I don’t want to be socially rewarded when I don’t make a big deal of things. I want everyone (including men) to know the pain and discomfort their actions cause. Not necessarily even out of blame, but out of responsibility.
Not telling men when they make us uncomfortable can underestimate their ability to change. And increase a snowball of miscommunication in their lives that is obvious to outsiders but not to them.
Every accommodating smile just gives men false feedback. And as they say in mathematics: “Garbage in, garbage out”. Inaccurate data will give you a useless and potentially misleading result.
Because with every smile they get from a woman, that just emboldens them and they think “It was alright!
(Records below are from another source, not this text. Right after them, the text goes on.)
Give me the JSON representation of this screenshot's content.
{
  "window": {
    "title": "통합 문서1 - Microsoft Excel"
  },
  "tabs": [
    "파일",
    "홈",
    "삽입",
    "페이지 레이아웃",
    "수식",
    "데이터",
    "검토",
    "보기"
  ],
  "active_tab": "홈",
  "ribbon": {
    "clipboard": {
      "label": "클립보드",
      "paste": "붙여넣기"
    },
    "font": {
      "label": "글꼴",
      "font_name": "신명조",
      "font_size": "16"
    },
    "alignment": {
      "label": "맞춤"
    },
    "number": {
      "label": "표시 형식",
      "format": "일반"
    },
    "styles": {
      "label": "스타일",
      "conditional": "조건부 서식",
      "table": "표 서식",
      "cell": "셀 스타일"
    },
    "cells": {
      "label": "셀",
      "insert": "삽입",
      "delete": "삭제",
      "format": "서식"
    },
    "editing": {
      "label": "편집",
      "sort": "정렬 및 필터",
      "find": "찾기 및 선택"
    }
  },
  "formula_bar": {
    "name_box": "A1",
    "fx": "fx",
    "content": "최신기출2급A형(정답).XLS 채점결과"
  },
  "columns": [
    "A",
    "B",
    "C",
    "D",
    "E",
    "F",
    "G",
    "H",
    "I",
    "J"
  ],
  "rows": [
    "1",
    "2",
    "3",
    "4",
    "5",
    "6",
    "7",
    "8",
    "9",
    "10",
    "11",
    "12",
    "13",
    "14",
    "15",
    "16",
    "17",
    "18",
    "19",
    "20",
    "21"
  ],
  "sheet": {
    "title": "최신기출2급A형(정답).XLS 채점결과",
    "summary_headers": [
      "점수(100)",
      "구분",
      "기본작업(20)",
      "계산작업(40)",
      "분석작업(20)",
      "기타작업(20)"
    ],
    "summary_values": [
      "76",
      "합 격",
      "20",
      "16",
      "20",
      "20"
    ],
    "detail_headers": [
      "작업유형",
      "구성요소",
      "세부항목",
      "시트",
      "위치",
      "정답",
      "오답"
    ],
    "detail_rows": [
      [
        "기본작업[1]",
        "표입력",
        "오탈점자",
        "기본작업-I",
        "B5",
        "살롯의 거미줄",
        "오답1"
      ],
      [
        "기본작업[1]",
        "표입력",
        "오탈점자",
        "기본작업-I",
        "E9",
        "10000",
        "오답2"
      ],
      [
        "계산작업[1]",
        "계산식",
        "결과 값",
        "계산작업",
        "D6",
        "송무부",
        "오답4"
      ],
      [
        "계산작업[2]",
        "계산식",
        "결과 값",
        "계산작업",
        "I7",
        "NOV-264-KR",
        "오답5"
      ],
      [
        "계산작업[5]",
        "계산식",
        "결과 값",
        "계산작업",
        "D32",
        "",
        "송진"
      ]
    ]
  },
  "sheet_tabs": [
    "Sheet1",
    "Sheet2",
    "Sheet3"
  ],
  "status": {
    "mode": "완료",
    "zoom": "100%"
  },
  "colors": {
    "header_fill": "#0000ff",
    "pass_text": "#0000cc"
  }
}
No harm done! She liked it! She would have said something if she didn’t.”
Then when women do say something, they aren’t believed. But that is partly because the accusation seemingly “comes out of nowhere”.
But it probably doesn’t.
It shoots out of the abyss of words left unsaid and into our reality, which is startling. But it doesn’t come from nowhere.

It comes from the impossible logic of the patriarchy, which simultaneously says to women: “Why didn’t you speak up if you were uncomfortable?” and “Why did you make a big deal of it?”
This contorted logic makes up the grey zone.
And it deserves to be talked about. Because that is the only way that clarity can come. And that benefits both men and women. Just not predators.